Hundreds of Afghans took to the streets on Wednesday to protest a NATO raid in eastern Afghanistan last night. The protestors blocked a highway out of the city of Jalalabad and carried the bodies of two dead men, a father and son. Locals say the men were civilians, contradicting a statement issued by ISAF forces which said foreign forces had killed two Taliban insurgents who had been involved in roadside bomb attacks.

Meanwhile, Afghan President Hamid Karzai has issued a decree ordering private security companies operating in Afghanistan to leave the country by the end of this year. The move has escalated tensions with the US, whose forces are heavily reliant on private security contractors. In a speech delivered over the weekend, Karzai said that the administration of security by "two different sets of people” who are accountable to “two different sources” is “destroying the national sovereignty of Afghanistan and we will not allow it.” There are a total of 52 registered private security firms in Afghanistan though the real number is thought to be much higher.

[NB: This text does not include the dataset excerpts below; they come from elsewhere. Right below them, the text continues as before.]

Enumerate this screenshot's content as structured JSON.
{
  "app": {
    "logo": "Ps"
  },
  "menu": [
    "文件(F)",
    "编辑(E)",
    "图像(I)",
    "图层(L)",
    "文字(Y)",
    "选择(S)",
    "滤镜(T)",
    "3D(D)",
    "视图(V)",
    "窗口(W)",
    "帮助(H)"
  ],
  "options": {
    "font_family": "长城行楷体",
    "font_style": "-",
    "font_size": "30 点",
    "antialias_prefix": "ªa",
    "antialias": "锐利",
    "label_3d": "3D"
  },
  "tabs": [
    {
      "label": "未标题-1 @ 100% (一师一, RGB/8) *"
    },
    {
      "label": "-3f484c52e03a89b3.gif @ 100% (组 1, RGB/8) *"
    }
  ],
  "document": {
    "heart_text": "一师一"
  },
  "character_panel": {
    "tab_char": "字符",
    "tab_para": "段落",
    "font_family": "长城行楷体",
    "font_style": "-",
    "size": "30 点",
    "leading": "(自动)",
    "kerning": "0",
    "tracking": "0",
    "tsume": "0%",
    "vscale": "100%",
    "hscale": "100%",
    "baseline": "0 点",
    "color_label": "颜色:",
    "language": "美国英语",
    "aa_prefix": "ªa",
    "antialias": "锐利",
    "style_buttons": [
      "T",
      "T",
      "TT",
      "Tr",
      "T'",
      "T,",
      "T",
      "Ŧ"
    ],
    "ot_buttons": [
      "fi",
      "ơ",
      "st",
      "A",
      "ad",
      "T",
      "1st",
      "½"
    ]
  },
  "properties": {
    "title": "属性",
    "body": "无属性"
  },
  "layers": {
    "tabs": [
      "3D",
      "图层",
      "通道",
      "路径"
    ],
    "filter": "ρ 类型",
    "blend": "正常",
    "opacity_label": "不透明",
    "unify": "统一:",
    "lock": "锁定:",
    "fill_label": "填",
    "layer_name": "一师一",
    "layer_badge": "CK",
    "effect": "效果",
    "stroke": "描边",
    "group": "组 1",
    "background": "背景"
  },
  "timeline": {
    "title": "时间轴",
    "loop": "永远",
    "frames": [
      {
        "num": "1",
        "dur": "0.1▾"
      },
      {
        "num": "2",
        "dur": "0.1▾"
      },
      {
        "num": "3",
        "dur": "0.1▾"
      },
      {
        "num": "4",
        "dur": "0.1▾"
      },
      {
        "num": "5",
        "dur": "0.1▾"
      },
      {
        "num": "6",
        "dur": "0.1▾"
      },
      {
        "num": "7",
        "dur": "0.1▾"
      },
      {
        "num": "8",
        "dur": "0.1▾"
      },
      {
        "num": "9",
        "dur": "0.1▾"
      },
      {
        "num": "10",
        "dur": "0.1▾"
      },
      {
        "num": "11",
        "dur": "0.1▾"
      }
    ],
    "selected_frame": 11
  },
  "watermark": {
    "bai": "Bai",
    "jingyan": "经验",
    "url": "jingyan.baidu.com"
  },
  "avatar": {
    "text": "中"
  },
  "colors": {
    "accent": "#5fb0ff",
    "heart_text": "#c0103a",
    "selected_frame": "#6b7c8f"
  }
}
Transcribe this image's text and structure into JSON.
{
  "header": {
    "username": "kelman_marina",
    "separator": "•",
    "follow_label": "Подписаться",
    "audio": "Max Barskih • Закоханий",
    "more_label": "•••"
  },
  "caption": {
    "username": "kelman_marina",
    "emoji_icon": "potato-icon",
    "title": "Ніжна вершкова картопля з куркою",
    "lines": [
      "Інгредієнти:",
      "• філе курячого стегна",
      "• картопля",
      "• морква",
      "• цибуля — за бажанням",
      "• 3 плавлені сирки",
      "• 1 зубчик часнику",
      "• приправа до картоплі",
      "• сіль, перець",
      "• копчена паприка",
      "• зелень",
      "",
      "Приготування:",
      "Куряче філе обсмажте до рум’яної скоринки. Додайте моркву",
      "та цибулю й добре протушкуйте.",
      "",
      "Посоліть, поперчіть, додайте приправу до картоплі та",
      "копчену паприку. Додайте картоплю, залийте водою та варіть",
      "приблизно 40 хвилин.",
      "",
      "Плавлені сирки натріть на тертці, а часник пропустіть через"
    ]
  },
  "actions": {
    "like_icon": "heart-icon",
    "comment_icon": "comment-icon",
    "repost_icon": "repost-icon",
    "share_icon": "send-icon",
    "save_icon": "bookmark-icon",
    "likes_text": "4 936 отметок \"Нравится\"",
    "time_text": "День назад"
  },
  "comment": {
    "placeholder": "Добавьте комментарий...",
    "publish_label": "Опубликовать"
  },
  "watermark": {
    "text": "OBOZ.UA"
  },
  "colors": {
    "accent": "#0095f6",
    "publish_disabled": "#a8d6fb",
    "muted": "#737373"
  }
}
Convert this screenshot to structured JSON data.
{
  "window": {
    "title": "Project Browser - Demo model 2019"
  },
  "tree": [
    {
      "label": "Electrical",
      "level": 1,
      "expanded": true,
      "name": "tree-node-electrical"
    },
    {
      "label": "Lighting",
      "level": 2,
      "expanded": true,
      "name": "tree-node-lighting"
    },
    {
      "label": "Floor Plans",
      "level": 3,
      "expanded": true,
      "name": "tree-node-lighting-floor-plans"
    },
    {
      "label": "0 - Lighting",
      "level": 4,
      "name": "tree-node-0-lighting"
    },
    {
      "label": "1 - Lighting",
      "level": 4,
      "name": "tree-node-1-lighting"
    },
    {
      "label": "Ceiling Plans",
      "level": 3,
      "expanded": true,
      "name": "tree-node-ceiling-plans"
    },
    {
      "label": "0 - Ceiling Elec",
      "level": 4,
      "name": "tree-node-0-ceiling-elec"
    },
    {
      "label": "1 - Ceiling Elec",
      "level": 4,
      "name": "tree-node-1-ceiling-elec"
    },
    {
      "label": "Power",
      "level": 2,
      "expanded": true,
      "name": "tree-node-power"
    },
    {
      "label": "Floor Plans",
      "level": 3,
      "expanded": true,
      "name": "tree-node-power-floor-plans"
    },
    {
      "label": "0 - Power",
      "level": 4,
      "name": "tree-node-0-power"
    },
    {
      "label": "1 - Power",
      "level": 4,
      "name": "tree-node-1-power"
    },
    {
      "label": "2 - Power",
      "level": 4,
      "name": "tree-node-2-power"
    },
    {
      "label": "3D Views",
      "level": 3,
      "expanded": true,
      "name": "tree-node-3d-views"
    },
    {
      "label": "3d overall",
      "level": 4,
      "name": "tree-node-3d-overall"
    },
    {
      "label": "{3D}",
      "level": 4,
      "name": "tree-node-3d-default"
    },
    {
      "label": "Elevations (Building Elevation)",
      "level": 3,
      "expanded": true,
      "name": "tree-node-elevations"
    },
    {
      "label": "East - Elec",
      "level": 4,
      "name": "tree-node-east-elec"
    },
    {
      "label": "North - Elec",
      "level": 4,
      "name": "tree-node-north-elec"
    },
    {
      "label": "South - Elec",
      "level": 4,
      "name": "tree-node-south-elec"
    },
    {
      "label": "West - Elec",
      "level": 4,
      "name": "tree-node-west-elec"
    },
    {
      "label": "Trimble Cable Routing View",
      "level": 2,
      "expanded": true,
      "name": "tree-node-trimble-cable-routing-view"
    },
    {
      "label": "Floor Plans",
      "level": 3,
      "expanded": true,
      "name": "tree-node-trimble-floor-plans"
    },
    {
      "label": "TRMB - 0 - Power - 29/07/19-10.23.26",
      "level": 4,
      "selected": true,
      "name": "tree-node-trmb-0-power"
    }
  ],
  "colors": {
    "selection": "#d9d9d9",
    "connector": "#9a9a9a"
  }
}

IDF accused of systematic abuse by rights groups

The Israeli Defense Force (IDF) has been accused of “routinely taking degrading photographs of dead and captured Palestinians and posting them on the Internet.” The accusations follow the posting of photographs on Facebook by Eden Abergil, an ex-soldier, in which she poses alongside Palestinian captives who are handcuffed and blindfolded. The Israeli military described the pictures as “disgraceful” but rights groups say they are a “norm” among IDF soldiers. Yesterday, an Israeli rights group, Breaking the Silence, posted further pictures on the internet which show Israeli soldiers posing with prisoners and the bodies of dead Palestinians. Activists contend that taking “souvenir pictures” is a widespread practice within the Israeli military.

Blast in the Caucasus

A car bomb exploded outside a cafe in the restive Caucasus city of Pyatigorsk, injuring 23 people, according to police. Reuters reported that Moscow is increasingly alarmed by continued violence in the region, especially given the proximity of the restive regions to Sochi, the site of the 2014 Winter Olympics. Earlier, a suicide bomber detonated his explosives at a checkpoint in North Ossetia, killing one police officer.